I started putting my pee pads on top of the holder and I layer 3-4 of them. It seems to work for Benson and he will step into the holder and then pee! Of course he gets a treat when he does this! He now will come and get me & bark for me to treat him, when he does it, if I don't notice soon enough! lol 

He also like Kitzel & Liesl won't pee on the same pad he poops on and so I have to clean it up fast! Which I want to do anyway  If I will be gone for a while I put another pad out next to the holder so if he needs to do both he has 2 places like Sandi suggested.

Keep in mind that Benson is 4 years old and this didn't happen overnight!
Cyn


----------



## Cyntexas (Aug 20, 2010)

Washing machine trays!! Who would have thought?
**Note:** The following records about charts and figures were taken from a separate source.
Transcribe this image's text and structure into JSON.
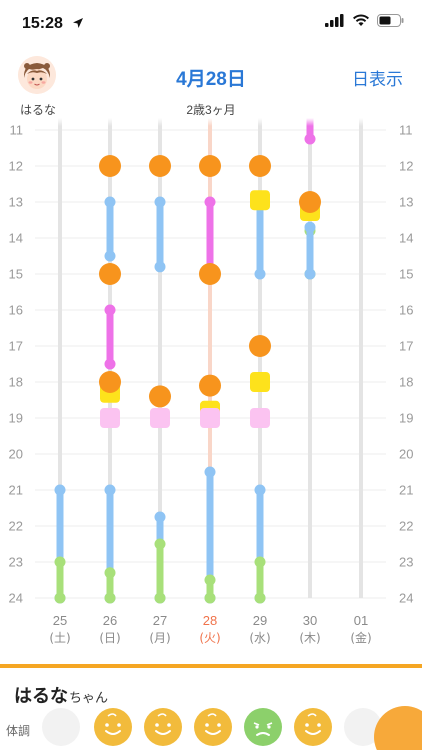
{
  "status_bar": {
    "time": "15:28"
  },
  "header": {
    "date": "4月28日",
    "view_button": "日表示"
  },
  "child": {
    "name": "はるな",
    "age": "2歳3ヶ月",
    "honorific": "ちゃん"
  },
  "panel": {
    "condition_label": "体調"
  },
  "colors": {
    "orange": "#f7941d",
    "blue": "#8fc4f4",
    "pink": "#ee72e8",
    "green": "#a8e07a",
    "yellow": "#fde21c",
    "lightpink": "#fbc3f1",
    "today": "#f0734b",
    "accent": "#2a78d6"
  },
  "chart_data": {
    "type": "timeline",
    "y_ticks": [
      "11",
      "12",
      "13",
      "14",
      "15",
      "16",
      "17",
      "18",
      "19",
      "20",
      "21",
      "22",
      "23",
      "24"
    ],
    "days": [
      {
        "date": "25",
        "weekday": "(土)",
        "today": false
      },
      {
        "date": "26",
        "weekday": "(日)",
        "today": false
      },
      {
        "date": "27",
        "weekday": "(月)",
        "today": false
      },
      {
        "date": "28",
        "weekday": "(火)",
        "today": true
      },
      {
        "date": "29",
        "weekday": "(水)",
        "today": false
      },
      {
        "date": "30",
        "weekday": "(木)",
        "today": false
      },
      {
        "date": "01",
        "weekday": "(金)",
        "today": false
      }
    ],
    "segments": [
      {
        "day": 0,
        "start": 21.0,
        "end": 24.0,
        "color": "blue"
      },
      {
        "day": 0,
        "start": 23.0,
        "end": 24.0,
        "color": "green"
      },
      {
        "day": 1,
        "start": 13.0,
        "end": 14.5,
        "color": "blue"
      },
      {
        "day": 1,
        "start": 16.0,
        "end": 17.5,
        "color": "pink"
      },
      {
        "day": 1,
        "start": 21.0,
        "end": 24.0,
        "color": "blue"
      },
      {
        "day": 1,
        "start": 23.3,
        "end": 24.0,
        "color": "green"
      },
      {
        "day": 2,
        "start": 13.0,
        "end": 14.8,
        "color": "blue"
      },
      {
        "day": 2,
        "start": 21.75,
        "end": 24.0,
        "color": "blue"
      },
      {
        "day": 2,
        "start": 22.5,
        "end": 24.0,
        "color": "green"
      },
      {
        "day": 3,
        "start": 13.0,
        "end": 15.0,
        "color": "pink"
      },
      {
        "day": 3,
        "start": 20.5,
        "end": 24.0,
        "color": "blue"
      },
      {
        "day": 3,
        "start": 23.5,
        "end": 24.0,
        "color": "green"
      },
      {
        "day": 4,
        "start": 13.0,
        "end": 15.0,
        "color": "blue"
      },
      {
        "day": 4,
        "start": 21.0,
        "end": 24.0,
        "color": "blue"
      },
      {
        "day": 4,
        "start": 23.0,
        "end": 24.0,
        "color": "green"
      },
      {
        "day": 5,
        "start": 10.5,
        "end": 11.25,
        "color": "pink"
      },
      {
        "day": 5,
        "start": 13.8,
        "end": 15.0,
        "color": "green"
      },
      {
        "day": 5,
        "start": 13.7,
        "end": 15.0,
        "color": "blue"
      }
    ],
    "meals": [
      {
        "day": 1,
        "time": 12.0
      },
      {
        "day": 1,
        "time": 15.0
      },
      {
        "day": 1,
        "time": 18.0
      },
      {
        "day": 2,
        "time": 12.0
      },
      {
        "day": 2,
        "time": 18.4
      },
      {
        "day": 3,
        "time": 12.0
      },
      {
        "day": 3,
        "time": 15.0
      },
      {
        "day": 3,
        "time": 18.1
      },
      {
        "day": 4,
        "time": 12.0
      },
      {
        "day": 4,
        "time": 17.0
      },
      {
        "day": 5,
        "time": 13.0
      }
    ],
    "markers": [
      {
        "day": 1,
        "time": 18.3,
        "color": "yellow"
      },
      {
        "day": 1,
        "time": 19.0,
        "color": "lightpink"
      },
      {
        "day": 2,
        "time": 19.0,
        "color": "lightpink"
      },
      {
        "day": 3,
        "time": 18.8,
        "color": "yellow"
      },
      {
        "day": 3,
        "time": 19.0,
        "color": "lightpink"
      },
      {
        "day": 4,
        "time": 12.95,
        "color": "yellow"
      },
      {
        "day": 4,
        "time": 18.0,
        "color": "yellow"
      },
      {
        "day": 4,
        "time": 19.0,
        "color": "lightpink"
      },
      {
        "day": 5,
        "time": 13.25,
        "color": "yellow"
      }
    ]
  },
  "conditions": [
    {
      "state": "none"
    },
    {
      "state": "good"
    },
    {
      "state": "good"
    },
    {
      "state": "good"
    },
    {
      "state": "sick"
    },
    {
      "state": "good"
    },
    {
      "state": "none"
    }
  ]
}
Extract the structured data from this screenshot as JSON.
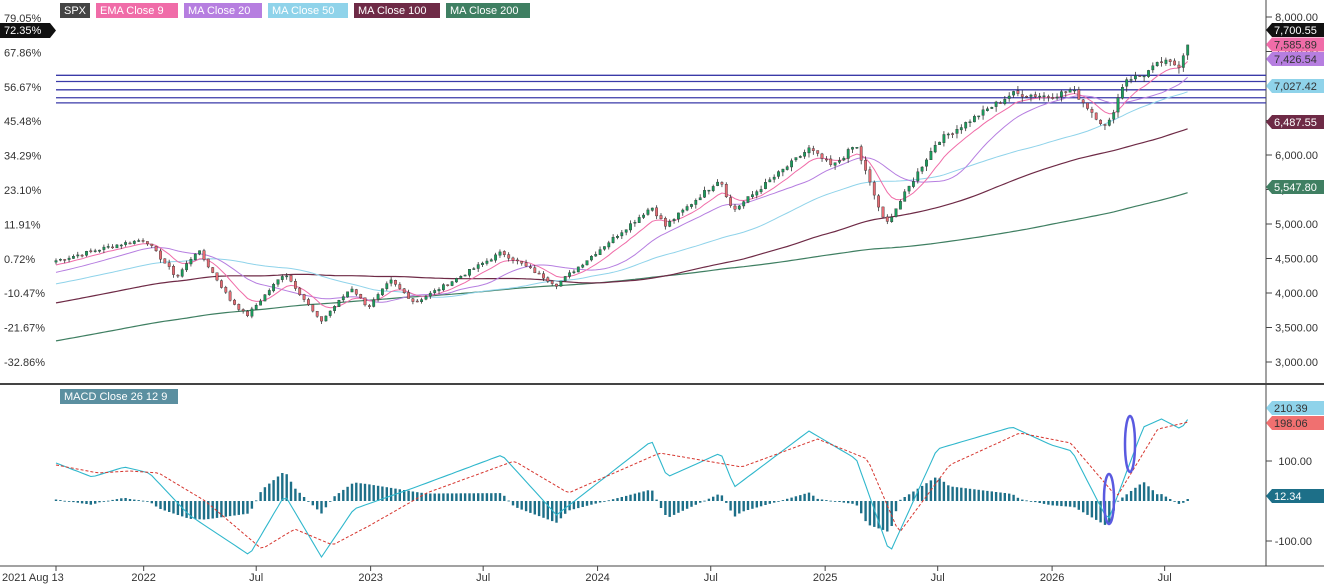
{
  "legend": {
    "main": [
      {
        "label": "SPX",
        "color": "#444444",
        "text_color": "#ffffff"
      },
      {
        "label": "EMA  Close 9",
        "color": "#f06ca8",
        "text_color": "#ffffff"
      },
      {
        "label": "MA  Close 20",
        "color": "#b67ee0",
        "text_color": "#ffffff"
      },
      {
        "label": "MA  Close 50",
        "color": "#8fd3ea",
        "text_color": "#ffffff"
      },
      {
        "label": "MA  Close 100",
        "color": "#6e2a46",
        "text_color": "#ffffff"
      },
      {
        "label": "MA  Close 200",
        "color": "#3f7f62",
        "text_color": "#ffffff"
      }
    ],
    "macd": {
      "label": "MACD  Close 26 12 9",
      "color": "#5b8fa0",
      "text_color": "#ffffff"
    }
  },
  "colors": {
    "up": "#1a9c5c",
    "down": "#e56b73",
    "wick": "#333333",
    "hline": "#3a3aa8",
    "ellipse": "#5a5ae0",
    "macd_line": "#2fb7cc",
    "signal_line": "#d6362f",
    "hist": "#1d6f88",
    "ema9": "#f06ca8",
    "ma20": "#b67ee0",
    "ma50": "#8fd3ea",
    "ma100": "#6e2a46",
    "ma200": "#3f7f62"
  },
  "chart_data": [
    {
      "type": "candlestick",
      "title": "SPX",
      "x_start": "2021-08-13",
      "x_end": "2026-08-14",
      "x_ticks": [
        {
          "date": "2021-08-13",
          "label": "2021 Aug 13"
        },
        {
          "date": "2022-01-01",
          "label": "2022"
        },
        {
          "date": "2022-07-01",
          "label": "Jul"
        },
        {
          "date": "2023-01-01",
          "label": "2023"
        },
        {
          "date": "2023-07-01",
          "label": "Jul"
        },
        {
          "date": "2024-01-01",
          "label": "2024"
        },
        {
          "date": "2024-07-01",
          "label": "Jul"
        },
        {
          "date": "2025-01-01",
          "label": "2025"
        },
        {
          "date": "2025-07-01",
          "label": "Jul"
        },
        {
          "date": "2026-01-01",
          "label": "2026"
        },
        {
          "date": "2026-07-01",
          "label": "Jul"
        }
      ],
      "y_ticks_right": [
        "3,000.00",
        "3,500.00",
        "4,000.00",
        "4,500.00",
        "5,000.00",
        "5,500.00",
        "6,000.00",
        "6,500.00",
        "7,000.00",
        "7,500.00",
        "8,000.00"
      ],
      "y_ticks_left": [
        "79.05%",
        "67.86%",
        "56.67%",
        "45.48%",
        "34.29%",
        "23.10%",
        "11.91%",
        "0.72%",
        "-10.47%",
        "-21.67%",
        "-32.86%"
      ],
      "y_left_current": "72.35%",
      "ylim": [
        2700,
        8050
      ],
      "horizontal_levels": [
        7155,
        7065,
        6945,
        6830,
        6755
      ],
      "last_values": {
        "price": "7,700.55",
        "ema9": "7,585.89",
        "ma20": "7,426.54",
        "ma50": "7,027.42",
        "ma100": "6,487.55",
        "ma200": "5,547.80"
      },
      "price_anchors": [
        [
          "2021-08-13",
          4470
        ],
        [
          "2021-11-15",
          4690
        ],
        [
          "2022-01-03",
          4780
        ],
        [
          "2022-02-23",
          4230
        ],
        [
          "2022-03-29",
          4630
        ],
        [
          "2022-05-20",
          3900
        ],
        [
          "2022-06-16",
          3670
        ],
        [
          "2022-08-16",
          4300
        ],
        [
          "2022-10-12",
          3580
        ],
        [
          "2022-12-01",
          4080
        ],
        [
          "2022-12-28",
          3790
        ],
        [
          "2023-02-02",
          4180
        ],
        [
          "2023-03-13",
          3860
        ],
        [
          "2023-07-31",
          4590
        ],
        [
          "2023-10-27",
          4120
        ],
        [
          "2024-03-28",
          5250
        ],
        [
          "2024-04-19",
          4970
        ],
        [
          "2024-07-16",
          5660
        ],
        [
          "2024-08-05",
          5190
        ],
        [
          "2024-12-06",
          6090
        ],
        [
          "2025-01-13",
          5830
        ],
        [
          "2025-02-19",
          6150
        ],
        [
          "2025-04-08",
          4980
        ],
        [
          "2025-06-30",
          6200
        ],
        [
          "2025-10-29",
          6890
        ],
        [
          "2025-12-31",
          6850
        ],
        [
          "2026-02-02",
          6950
        ],
        [
          "2026-03-30",
          6380
        ],
        [
          "2026-04-28",
          7100
        ],
        [
          "2026-05-26",
          7150
        ],
        [
          "2026-06-26",
          7350
        ],
        [
          "2026-07-24",
          7300
        ],
        [
          "2026-08-10",
          7700
        ]
      ]
    },
    {
      "type": "macd",
      "title": "MACD  Close 26 12 9",
      "ylim": [
        -160,
        280
      ],
      "y_ticks_right": [
        "-100.00",
        "100.00"
      ],
      "last_values": {
        "macd": "210.39",
        "signal": "198.06",
        "histogram": "12.34"
      },
      "macd_anchors": [
        [
          "2021-08-13",
          95
        ],
        [
          "2021-10-10",
          60
        ],
        [
          "2021-12-01",
          85
        ],
        [
          "2022-01-10",
          70
        ],
        [
          "2022-03-15",
          -35
        ],
        [
          "2022-06-20",
          -135
        ],
        [
          "2022-08-16",
          15
        ],
        [
          "2022-10-14",
          -140
        ],
        [
          "2022-12-05",
          -20
        ],
        [
          "2023-03-15",
          35
        ],
        [
          "2023-07-31",
          115
        ],
        [
          "2023-10-27",
          -35
        ],
        [
          "2024-03-28",
          150
        ],
        [
          "2024-04-22",
          60
        ],
        [
          "2024-07-17",
          120
        ],
        [
          "2024-08-08",
          35
        ],
        [
          "2024-12-06",
          175
        ],
        [
          "2025-02-20",
          105
        ],
        [
          "2025-04-15",
          -130
        ],
        [
          "2025-06-30",
          130
        ],
        [
          "2025-10-29",
          185
        ],
        [
          "2025-12-31",
          140
        ],
        [
          "2026-02-02",
          125
        ],
        [
          "2026-04-01",
          -50
        ],
        [
          "2026-05-28",
          185
        ],
        [
          "2026-06-26",
          205
        ],
        [
          "2026-07-27",
          180
        ],
        [
          "2026-08-10",
          210
        ]
      ],
      "signal_anchors": [
        [
          "2021-08-13",
          90
        ],
        [
          "2021-10-20",
          70
        ],
        [
          "2021-12-10",
          75
        ],
        [
          "2022-01-25",
          70
        ],
        [
          "2022-04-10",
          0
        ],
        [
          "2022-07-10",
          -120
        ],
        [
          "2022-09-01",
          -70
        ],
        [
          "2022-11-01",
          -110
        ],
        [
          "2023-01-01",
          -60
        ],
        [
          "2023-04-01",
          20
        ],
        [
          "2023-08-20",
          100
        ],
        [
          "2023-11-15",
          20
        ],
        [
          "2024-04-10",
          120
        ],
        [
          "2024-08-20",
          85
        ],
        [
          "2024-12-20",
          155
        ],
        [
          "2025-03-10",
          105
        ],
        [
          "2025-04-30",
          -80
        ],
        [
          "2025-07-20",
          90
        ],
        [
          "2025-11-10",
          170
        ],
        [
          "2026-01-31",
          145
        ],
        [
          "2026-04-15",
          10
        ],
        [
          "2026-06-20",
          180
        ],
        [
          "2026-08-10",
          198
        ]
      ]
    }
  ]
}
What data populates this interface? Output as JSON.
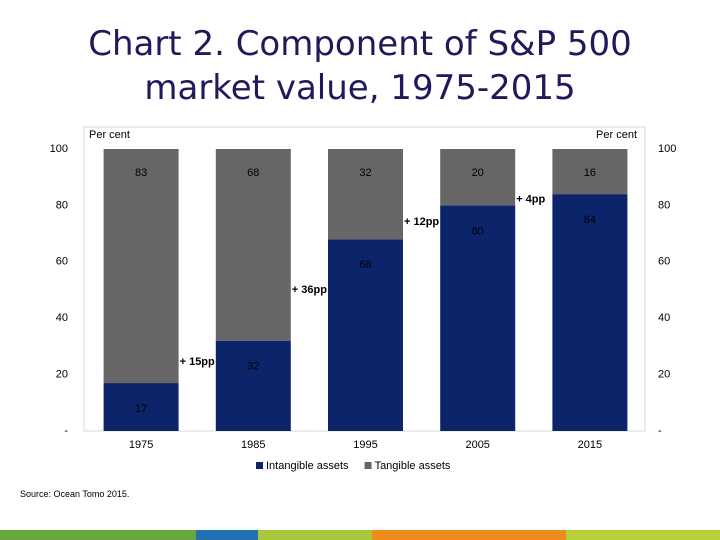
{
  "chart_data": {
    "type": "bar",
    "stacked": true,
    "title": "Chart 2. Component of S&P 500 market value, 1975-2015",
    "ylabel": "Per cent",
    "y2label": "Per cent",
    "categories": [
      "1975",
      "1985",
      "1995",
      "2005",
      "2015"
    ],
    "series": [
      {
        "name": "Intangible assets",
        "color": "#0c2469",
        "values": [
          17,
          32,
          68,
          80,
          84
        ]
      },
      {
        "name": "Tangible assets",
        "color": "#666666",
        "values": [
          83,
          68,
          32,
          20,
          16
        ]
      }
    ],
    "annotations": [
      "+ 15pp",
      "+ 36pp",
      "+ 12pp",
      "+ 4pp"
    ],
    "ylim": [
      0,
      100
    ],
    "yticks": [
      {
        "value": 0,
        "label": "-"
      },
      20,
      40,
      60,
      80,
      100
    ],
    "y2lim": [
      0,
      100
    ],
    "y2ticks": [
      {
        "value": 0,
        "label": "-"
      },
      20,
      40,
      60,
      80,
      100
    ],
    "legend": "bottom",
    "source": "Source: Ocean Tomo 2015."
  }
}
Great idea!! I learn something new every time I come here!


----------



## Lou's Mom (Apr 8, 2014)

Wow! I learn new things here everyday! I can't tell you how happy I am to have found y'all! I will have to get those trays and try the soda bottle thing! Lou would love that and he's very good about hitting the center but might as well give him a target! Lol! He will pee on anything sticking up out of the ground! The girls won't use the same pad that he uses and Dallas doesn't have great aim! I should have bought stock in clean up materials! Luckily she's so tiny it isn't much, but she tries!


----------



## LuckyD (Nov 12, 2013)

My pup is 21 months. I have him trained to do his business outside. He sleeps in the laundry room where I have a pad just in case and he NEVER uses it and never an accident, even after 10 hours. In the morning we obviously let him out and he does his business. We have tried to leave him to roam freely at night but that's when he doesn't hold it and just decides to go when the need comes. I can't correct him because we are sleeping. My daughters want him to sleep with them, but I can't have accidents in the house.. Please help


Sent from Petguide.com Free App


----------



## justagirltv (Jun 3, 2014)

Sometimes Bentley poops off the edge of his Lil Rascal dog litter box. He gets all they way in but when he does his poop spins he ends up right on the edge. I just pick it up ASAP.


----------